1:00pm:  Jax finally goes down for a nap and I collapse on the couch, unable to move, eat, or muster the energy to take a pee.  A few hours pass.  You might be wondering where my husband is at this point, (and so am I).  He’s sleeping so soundly I can hear him snoring out here in the living room.  Yes, he works nights, but last night he was off at midnight.  He’s now been in bed for 13 hours.  (Mental image of tarring and feathering morphs into image of burning at the stake).  

3:00pm:  Jax is up, and we proceed with the rest of our day.  Snack time, clean up, spit in a test tube for 30 minutes.  Collecting one’s saliva sucks.  I feel totally unglued.   I need caffeine, or at least some wine!  Instead, I force us to the park, hoping to tire out the baby.  It doesn’t work, but we do have fun.  

5:30pm:  I am dragging.  I fix dinner:  chicken nuggets, green peas, bread and butter.  With one fell swoop, it all lands on the disgusting floor, while the baby calls, “Oscar!  Oscar!”  Our dog runs over happily, eats the nuggets, steps on the peas, and nearly trips me hovering around the high chair. 

6:00pm:  Bathtime.  Jax decides it is fun to repeatedly throw the sponge at me, soaking both me, and the bathroom.  I bang my head on the heavy glass door peeling him off the floor of the shower, since he has now decided that lying there and screaming while squirming like a slippery eel is more fun than simply getting out of the shower by himself. 

7:00pm:  I have manhandled the baby into his pajamas.  He starts frantically signing “milk”.  I offer a sippy cup.  He throws it, and give me "the look."  I know that look.  He is gearing up to flip out big time.  At this point, I concede defeat.  He has won...again.  I trudge to the kitchen, bleary-eyed and disoriented.  I make a bottle and hand it over to my tiny tyrant.  (Did I mention I’m a former early childhood specialist with 15 years of behavioral training?). 

8:00pm:  We have watched an hour of Sesame Street and The Wiggles (who I am now starting to find physically attractive...especially Anthony Wiggle.  Oh Yeah. Anthony Wiggle can make me a fruit salad any time).  Jax yawns.  Thank God!  We read Good Night Moon, and I place him in bed with some books.  Thankfully, 8 months of sleep training has at least afforded me an awesome bedtime routine.  Jax quietly looks at some books and drops off to sleep.
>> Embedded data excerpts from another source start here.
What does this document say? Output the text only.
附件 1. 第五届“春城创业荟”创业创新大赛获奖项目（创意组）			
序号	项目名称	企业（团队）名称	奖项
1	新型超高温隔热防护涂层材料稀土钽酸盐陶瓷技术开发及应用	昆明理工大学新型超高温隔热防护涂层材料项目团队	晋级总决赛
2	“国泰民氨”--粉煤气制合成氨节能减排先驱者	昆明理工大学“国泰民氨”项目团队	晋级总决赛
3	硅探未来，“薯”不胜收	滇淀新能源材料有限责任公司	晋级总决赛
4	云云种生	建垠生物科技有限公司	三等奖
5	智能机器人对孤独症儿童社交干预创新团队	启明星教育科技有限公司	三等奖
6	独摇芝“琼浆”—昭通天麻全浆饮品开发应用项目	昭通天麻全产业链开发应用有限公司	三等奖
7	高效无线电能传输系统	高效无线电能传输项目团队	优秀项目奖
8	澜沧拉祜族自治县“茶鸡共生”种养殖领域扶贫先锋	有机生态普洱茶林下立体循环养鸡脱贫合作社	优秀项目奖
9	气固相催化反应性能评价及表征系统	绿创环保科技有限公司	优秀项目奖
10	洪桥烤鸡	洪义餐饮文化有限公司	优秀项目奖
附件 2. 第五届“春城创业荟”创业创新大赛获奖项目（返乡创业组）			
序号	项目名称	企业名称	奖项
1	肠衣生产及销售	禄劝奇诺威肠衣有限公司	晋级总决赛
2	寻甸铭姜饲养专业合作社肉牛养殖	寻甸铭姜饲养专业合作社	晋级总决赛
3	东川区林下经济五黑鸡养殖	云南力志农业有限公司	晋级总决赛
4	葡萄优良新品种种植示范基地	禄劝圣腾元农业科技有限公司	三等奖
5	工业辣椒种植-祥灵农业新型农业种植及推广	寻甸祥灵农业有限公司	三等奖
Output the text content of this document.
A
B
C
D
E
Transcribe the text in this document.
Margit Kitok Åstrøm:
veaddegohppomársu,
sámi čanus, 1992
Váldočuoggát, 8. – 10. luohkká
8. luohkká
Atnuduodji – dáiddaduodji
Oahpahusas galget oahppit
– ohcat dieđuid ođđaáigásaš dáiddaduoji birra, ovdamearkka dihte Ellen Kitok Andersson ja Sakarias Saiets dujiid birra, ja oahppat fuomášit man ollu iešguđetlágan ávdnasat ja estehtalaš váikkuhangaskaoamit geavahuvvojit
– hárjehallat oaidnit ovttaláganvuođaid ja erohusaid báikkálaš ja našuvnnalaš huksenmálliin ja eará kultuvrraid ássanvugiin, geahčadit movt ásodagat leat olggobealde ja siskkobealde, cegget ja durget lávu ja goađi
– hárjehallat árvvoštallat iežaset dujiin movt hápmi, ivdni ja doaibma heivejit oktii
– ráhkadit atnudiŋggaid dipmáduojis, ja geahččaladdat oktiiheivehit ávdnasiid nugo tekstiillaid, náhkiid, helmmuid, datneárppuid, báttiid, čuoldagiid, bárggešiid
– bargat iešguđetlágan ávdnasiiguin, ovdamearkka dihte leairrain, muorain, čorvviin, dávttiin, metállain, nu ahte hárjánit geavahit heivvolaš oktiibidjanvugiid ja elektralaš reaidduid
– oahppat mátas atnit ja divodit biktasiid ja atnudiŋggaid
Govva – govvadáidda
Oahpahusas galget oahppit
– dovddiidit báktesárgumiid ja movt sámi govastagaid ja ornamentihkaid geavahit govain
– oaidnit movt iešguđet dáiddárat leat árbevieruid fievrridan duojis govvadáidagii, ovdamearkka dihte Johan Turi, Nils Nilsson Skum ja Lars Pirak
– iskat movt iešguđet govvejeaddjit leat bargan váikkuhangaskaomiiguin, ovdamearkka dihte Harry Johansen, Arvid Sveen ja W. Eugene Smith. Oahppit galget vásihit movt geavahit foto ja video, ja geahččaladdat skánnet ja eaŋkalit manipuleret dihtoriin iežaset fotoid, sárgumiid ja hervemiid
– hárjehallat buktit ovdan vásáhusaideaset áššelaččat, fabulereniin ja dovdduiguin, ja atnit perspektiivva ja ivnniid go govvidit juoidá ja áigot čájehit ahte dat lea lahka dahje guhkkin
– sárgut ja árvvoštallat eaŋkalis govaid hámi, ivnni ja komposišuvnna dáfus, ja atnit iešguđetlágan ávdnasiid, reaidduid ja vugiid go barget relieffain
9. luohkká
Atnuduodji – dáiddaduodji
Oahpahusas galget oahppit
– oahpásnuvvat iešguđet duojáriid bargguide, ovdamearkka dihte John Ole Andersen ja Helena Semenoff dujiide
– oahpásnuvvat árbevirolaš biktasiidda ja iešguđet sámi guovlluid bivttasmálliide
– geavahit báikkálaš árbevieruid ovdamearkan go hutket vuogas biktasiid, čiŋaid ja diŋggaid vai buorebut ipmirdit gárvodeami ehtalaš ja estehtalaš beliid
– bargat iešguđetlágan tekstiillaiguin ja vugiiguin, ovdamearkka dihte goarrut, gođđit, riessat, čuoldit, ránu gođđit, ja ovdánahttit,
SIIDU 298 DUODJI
9:00pm:  I have spent the last 30 minutes collecting my spit in a test tube.  I stumble around, like a demented ballerina, and then I find myself in heaven…my bed.  I close my eyes until…

4:00am on the dot: Jackson wakes up from a deep sleep and goes from his little boy dreams to full blown hysterical screaming….Oh well.  At least today I can have coffee!